Afew weeks ago I started a newly diagnosed elderly diabetic patient of mine on metformin. I spent some time explaining the need to gradually increase the dose from once daily to two twice a day over the course of four weeks and promised to contact the patient in four weeks to see how he was doing. During the follow up call I asked him how he was getting on and whether he had managed to get to the correct dose without any trouble. I normally pride myself on my communication skills so was somewhat bemused when he told me that he had successfully started on two tablets twice a day and had gradually reduced the dose, as directed, to once daily and successfully stopped the medication the day before!

Communicating and predicting outcomes is, arguably, all we do as General Practitioners. Day in day out, one consultation after the other we rely on our communication skills to extract the relevant information from our patients, make them feel at ease and predict the course of their ailment, hoping that their recovery will coincide with the treatment we have suggested. We all will have come cross instances where a breakdown in communication can derail the entire course of a consultation.

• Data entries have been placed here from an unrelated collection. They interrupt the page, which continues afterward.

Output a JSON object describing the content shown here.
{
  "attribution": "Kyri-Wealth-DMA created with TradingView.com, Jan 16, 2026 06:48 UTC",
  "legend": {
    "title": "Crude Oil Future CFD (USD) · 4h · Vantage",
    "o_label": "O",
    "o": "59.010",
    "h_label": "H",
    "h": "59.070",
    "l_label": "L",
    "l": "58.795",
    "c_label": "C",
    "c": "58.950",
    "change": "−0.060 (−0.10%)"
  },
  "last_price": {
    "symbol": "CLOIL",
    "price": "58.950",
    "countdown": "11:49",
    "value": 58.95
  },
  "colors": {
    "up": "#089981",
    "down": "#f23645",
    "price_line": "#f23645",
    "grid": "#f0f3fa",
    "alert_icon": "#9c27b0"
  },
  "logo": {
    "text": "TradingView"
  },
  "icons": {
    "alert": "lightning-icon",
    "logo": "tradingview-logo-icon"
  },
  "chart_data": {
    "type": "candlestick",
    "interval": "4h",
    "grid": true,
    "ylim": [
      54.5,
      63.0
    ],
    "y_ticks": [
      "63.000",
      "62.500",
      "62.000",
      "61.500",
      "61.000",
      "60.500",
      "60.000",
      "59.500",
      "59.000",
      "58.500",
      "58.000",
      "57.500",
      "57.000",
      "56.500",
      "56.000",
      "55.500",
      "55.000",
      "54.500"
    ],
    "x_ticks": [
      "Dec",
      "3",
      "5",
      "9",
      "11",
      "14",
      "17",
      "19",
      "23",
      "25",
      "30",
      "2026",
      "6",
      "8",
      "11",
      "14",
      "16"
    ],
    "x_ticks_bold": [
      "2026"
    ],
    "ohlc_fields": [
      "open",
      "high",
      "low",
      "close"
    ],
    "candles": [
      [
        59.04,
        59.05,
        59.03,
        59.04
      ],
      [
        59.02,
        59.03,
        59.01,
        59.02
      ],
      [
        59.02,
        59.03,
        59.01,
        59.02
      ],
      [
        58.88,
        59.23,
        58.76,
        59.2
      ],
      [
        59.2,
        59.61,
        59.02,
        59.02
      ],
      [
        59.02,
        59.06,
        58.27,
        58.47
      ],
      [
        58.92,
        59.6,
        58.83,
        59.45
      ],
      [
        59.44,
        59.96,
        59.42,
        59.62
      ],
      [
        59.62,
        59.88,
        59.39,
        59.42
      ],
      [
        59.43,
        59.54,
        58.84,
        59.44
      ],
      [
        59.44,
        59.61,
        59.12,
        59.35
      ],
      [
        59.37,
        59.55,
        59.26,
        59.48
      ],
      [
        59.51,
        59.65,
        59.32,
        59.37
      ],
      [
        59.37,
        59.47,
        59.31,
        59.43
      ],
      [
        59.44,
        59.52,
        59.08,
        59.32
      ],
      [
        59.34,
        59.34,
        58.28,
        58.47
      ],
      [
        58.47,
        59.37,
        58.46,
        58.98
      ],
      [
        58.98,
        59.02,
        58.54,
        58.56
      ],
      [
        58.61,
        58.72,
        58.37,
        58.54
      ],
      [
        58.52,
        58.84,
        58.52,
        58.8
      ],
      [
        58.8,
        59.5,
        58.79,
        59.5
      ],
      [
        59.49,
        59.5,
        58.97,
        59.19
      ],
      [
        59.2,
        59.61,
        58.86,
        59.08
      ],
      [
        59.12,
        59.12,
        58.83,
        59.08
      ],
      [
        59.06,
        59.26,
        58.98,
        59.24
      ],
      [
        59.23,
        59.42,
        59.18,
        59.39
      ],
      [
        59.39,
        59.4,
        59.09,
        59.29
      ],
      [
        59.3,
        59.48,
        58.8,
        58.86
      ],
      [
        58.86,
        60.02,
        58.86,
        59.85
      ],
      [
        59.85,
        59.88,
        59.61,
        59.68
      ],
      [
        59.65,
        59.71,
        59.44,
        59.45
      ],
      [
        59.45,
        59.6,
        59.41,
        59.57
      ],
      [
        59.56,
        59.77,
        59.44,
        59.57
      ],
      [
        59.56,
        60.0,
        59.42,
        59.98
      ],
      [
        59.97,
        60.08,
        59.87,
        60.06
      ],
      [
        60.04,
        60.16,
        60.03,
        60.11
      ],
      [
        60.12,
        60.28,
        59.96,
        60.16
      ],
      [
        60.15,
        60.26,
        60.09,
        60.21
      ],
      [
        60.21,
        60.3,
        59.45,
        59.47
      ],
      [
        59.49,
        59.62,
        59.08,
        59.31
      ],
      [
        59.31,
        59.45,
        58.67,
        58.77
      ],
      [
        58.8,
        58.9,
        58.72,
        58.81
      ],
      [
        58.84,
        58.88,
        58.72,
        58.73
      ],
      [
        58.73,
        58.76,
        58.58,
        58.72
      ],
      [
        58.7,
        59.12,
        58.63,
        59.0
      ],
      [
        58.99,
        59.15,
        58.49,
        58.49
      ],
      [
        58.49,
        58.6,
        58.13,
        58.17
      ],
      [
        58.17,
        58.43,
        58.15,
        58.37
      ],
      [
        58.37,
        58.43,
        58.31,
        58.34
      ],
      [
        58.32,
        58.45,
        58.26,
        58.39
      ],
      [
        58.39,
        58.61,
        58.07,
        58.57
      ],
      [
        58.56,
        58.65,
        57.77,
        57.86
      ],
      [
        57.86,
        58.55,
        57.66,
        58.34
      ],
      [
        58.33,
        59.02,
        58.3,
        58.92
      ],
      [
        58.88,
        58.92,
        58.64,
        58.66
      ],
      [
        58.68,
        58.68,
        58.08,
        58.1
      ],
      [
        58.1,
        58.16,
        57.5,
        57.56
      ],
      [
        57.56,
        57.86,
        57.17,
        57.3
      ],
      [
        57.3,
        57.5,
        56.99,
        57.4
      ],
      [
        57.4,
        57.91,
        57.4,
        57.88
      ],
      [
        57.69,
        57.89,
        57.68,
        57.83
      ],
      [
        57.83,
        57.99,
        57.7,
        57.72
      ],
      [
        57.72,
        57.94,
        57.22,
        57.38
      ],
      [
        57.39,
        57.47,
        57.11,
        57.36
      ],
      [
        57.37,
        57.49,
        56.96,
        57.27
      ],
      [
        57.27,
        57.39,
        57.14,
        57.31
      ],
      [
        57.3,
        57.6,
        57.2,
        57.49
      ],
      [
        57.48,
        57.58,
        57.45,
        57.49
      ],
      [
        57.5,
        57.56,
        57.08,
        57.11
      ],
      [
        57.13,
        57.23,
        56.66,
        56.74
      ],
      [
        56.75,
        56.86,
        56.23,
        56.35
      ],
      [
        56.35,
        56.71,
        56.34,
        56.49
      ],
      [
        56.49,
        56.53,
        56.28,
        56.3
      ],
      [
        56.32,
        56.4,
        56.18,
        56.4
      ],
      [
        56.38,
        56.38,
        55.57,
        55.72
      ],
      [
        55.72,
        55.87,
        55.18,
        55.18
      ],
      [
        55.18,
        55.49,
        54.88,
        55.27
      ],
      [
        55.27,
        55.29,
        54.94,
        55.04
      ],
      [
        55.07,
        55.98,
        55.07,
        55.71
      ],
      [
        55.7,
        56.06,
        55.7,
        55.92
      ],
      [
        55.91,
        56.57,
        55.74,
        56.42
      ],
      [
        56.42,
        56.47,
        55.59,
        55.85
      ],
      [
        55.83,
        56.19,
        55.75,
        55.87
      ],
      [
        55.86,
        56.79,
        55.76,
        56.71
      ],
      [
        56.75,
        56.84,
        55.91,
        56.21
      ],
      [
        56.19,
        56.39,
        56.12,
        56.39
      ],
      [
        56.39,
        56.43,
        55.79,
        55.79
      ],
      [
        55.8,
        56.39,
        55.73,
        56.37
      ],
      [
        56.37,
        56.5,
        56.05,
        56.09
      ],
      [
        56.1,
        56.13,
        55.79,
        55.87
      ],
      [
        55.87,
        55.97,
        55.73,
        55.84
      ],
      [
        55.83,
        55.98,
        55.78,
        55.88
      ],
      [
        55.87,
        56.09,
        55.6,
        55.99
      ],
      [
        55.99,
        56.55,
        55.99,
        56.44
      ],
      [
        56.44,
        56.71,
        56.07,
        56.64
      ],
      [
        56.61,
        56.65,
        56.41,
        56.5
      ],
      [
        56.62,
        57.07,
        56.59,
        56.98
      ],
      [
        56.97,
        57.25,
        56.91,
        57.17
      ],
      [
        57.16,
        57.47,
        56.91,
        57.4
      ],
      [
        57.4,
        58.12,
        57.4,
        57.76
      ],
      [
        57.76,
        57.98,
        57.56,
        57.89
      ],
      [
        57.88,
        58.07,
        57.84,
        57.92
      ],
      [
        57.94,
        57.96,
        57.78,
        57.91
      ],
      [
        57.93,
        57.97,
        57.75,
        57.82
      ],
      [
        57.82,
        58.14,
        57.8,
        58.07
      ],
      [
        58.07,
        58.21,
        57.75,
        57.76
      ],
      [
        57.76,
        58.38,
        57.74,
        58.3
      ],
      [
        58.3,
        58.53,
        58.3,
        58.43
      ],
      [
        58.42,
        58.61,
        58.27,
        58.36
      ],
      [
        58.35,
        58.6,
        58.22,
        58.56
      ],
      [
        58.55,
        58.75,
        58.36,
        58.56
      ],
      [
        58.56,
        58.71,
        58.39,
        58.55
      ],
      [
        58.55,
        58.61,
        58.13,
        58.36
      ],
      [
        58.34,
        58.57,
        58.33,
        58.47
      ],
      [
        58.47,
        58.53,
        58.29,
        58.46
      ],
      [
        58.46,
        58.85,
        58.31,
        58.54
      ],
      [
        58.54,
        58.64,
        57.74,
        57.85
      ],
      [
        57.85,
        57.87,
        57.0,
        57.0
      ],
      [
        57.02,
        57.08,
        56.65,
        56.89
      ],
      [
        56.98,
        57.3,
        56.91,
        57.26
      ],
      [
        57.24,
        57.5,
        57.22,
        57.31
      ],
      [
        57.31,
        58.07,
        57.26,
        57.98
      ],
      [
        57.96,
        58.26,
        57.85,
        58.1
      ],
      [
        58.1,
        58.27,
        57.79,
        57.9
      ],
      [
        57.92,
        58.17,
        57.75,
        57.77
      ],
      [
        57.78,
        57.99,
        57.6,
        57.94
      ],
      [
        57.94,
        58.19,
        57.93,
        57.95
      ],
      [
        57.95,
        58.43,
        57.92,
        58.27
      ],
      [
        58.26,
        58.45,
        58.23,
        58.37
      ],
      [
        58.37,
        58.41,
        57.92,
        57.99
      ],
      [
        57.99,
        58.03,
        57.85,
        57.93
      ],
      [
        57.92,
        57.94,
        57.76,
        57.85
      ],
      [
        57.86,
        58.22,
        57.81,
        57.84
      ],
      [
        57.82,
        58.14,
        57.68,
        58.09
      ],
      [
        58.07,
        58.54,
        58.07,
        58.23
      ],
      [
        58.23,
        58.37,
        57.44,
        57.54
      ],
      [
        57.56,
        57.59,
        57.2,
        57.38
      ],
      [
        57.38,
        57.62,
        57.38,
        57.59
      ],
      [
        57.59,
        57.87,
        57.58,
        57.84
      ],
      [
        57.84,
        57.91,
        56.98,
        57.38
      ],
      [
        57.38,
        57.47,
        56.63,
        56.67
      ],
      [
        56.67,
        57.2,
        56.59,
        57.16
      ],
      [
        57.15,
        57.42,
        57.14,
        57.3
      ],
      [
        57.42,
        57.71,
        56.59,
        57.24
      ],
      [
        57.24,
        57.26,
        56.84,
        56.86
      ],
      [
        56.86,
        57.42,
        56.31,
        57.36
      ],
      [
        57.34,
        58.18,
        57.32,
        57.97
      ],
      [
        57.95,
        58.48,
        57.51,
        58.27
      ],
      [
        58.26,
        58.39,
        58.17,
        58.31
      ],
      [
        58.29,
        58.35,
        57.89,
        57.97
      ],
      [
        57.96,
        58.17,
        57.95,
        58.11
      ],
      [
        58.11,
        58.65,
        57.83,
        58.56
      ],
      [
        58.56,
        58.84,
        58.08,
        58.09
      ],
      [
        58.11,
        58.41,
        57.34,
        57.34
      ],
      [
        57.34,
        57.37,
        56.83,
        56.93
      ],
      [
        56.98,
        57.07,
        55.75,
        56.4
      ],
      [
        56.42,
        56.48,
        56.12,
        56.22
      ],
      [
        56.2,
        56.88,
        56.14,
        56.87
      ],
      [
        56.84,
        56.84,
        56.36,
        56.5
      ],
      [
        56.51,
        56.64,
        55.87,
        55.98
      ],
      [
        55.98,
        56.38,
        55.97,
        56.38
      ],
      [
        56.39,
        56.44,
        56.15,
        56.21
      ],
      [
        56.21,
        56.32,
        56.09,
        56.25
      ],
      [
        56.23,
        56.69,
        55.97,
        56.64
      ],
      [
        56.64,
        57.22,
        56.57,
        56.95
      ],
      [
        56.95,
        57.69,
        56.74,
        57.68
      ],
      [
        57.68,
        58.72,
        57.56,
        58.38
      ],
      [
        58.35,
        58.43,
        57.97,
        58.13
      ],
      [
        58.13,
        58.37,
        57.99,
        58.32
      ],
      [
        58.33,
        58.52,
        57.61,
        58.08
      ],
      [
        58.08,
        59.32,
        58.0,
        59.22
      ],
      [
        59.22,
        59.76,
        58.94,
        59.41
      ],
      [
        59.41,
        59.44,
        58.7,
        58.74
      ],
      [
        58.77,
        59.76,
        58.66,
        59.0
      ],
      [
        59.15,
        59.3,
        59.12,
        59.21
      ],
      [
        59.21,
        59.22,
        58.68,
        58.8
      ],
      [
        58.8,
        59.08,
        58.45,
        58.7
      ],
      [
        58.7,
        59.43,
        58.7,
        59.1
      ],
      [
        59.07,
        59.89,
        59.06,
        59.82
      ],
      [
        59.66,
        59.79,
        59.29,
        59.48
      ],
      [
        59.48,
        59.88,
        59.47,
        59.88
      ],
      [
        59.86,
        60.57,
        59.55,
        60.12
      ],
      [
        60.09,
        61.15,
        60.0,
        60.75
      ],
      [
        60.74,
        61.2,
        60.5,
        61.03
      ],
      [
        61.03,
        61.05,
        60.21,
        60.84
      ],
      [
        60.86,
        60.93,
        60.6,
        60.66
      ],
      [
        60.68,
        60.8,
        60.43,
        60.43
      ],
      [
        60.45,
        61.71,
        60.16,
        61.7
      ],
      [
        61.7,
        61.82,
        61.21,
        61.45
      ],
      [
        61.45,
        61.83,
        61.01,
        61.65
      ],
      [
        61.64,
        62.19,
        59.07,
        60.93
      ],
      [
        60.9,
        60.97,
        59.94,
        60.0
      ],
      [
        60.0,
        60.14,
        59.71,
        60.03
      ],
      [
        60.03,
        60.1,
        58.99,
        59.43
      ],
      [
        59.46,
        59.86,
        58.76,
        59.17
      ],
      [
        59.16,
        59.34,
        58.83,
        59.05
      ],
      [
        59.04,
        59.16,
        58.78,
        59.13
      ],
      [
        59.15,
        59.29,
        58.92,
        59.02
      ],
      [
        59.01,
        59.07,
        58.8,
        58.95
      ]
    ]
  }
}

The unfortunate task of communicating and predicting during the course of the current pandemic rests on the shoulders of the government and its scientific advisors. Judging from the outcomes, it will be fair to say that neither has excelled themselves in their efforts.

I recently had a telephone call with a patient who tested positive for Covid-19 the previous day. During the course of the consultation I realised their partner had casually gone to work in a care home, not realising there was anything wrong with doing so. I have had many patients call with a fever and a cough convinced they do not have Covid-19 as they get these sorts of symptoms every year.

Confusion about the lockdown rules is even more baffling. Since March we have had one full lockdown followed by a frenzied summer during which restaurants were crammed in a bid to help the economy. This was then followed up by a three tier system, the rules of which we had barely grasped that a second national lockdown was announced. This was, however, different from the first lockdown in that schools remained open and people were encouraged to work. As this comes to an end, a 2nd three tier system is about to be enforced, the rules of which are different from the one that was imposed only 4 week ago. And this is all before we figure out which part of the country is under what tier. My parents, who live just over a mile down the road from me, will be in a higher tier than myself. The intricacies of what I can and cannot do in relation to them are too complicated for me to try to elucidate here.

The intricacies of what I can and cannot do …. are too complicated.

It is no wonder then that mistakes are made by those who are required to impose these laws. I was reading the unfortunate story where a minister was threatened with prosecution by the police as they broke up an online church broadcast as the officers felt he had broken coronavirus regulations by blaring out loud music1. Although an apology eventually followed, it must have been an unnecessarily distressing episode for all involved. On the other hand there are frequent reports of police having to break up large, unauthorised and obviously logic-defying parties of mostly young people. No amount of meticulously prepared power point presentations, presented by the most eminent scientists of the country, dished up during prime time television slots, seem capable of communicating the threat of the virus to some sections of the population.

It is no wonder then that mistakes are made by those who are required to impose these laws.

Isaac Newton is purported to have once said that he could confidently predict the motion of heavenly bodies, but not the madness of people. The authorities and scientists, perhaps, feel the same as Newton as they see the madness continue to unfold in front of their eyes. But they need to realise that people, with their idiosyncrasies, behave the way they do precisely because they are not “heavenly bodies” subject to rigid rules of physics.

If further chaos is to be prevented, the communication needs to get better, and more importantly, simpler.

Which reminds me – I’d better check on my metformin patient once again.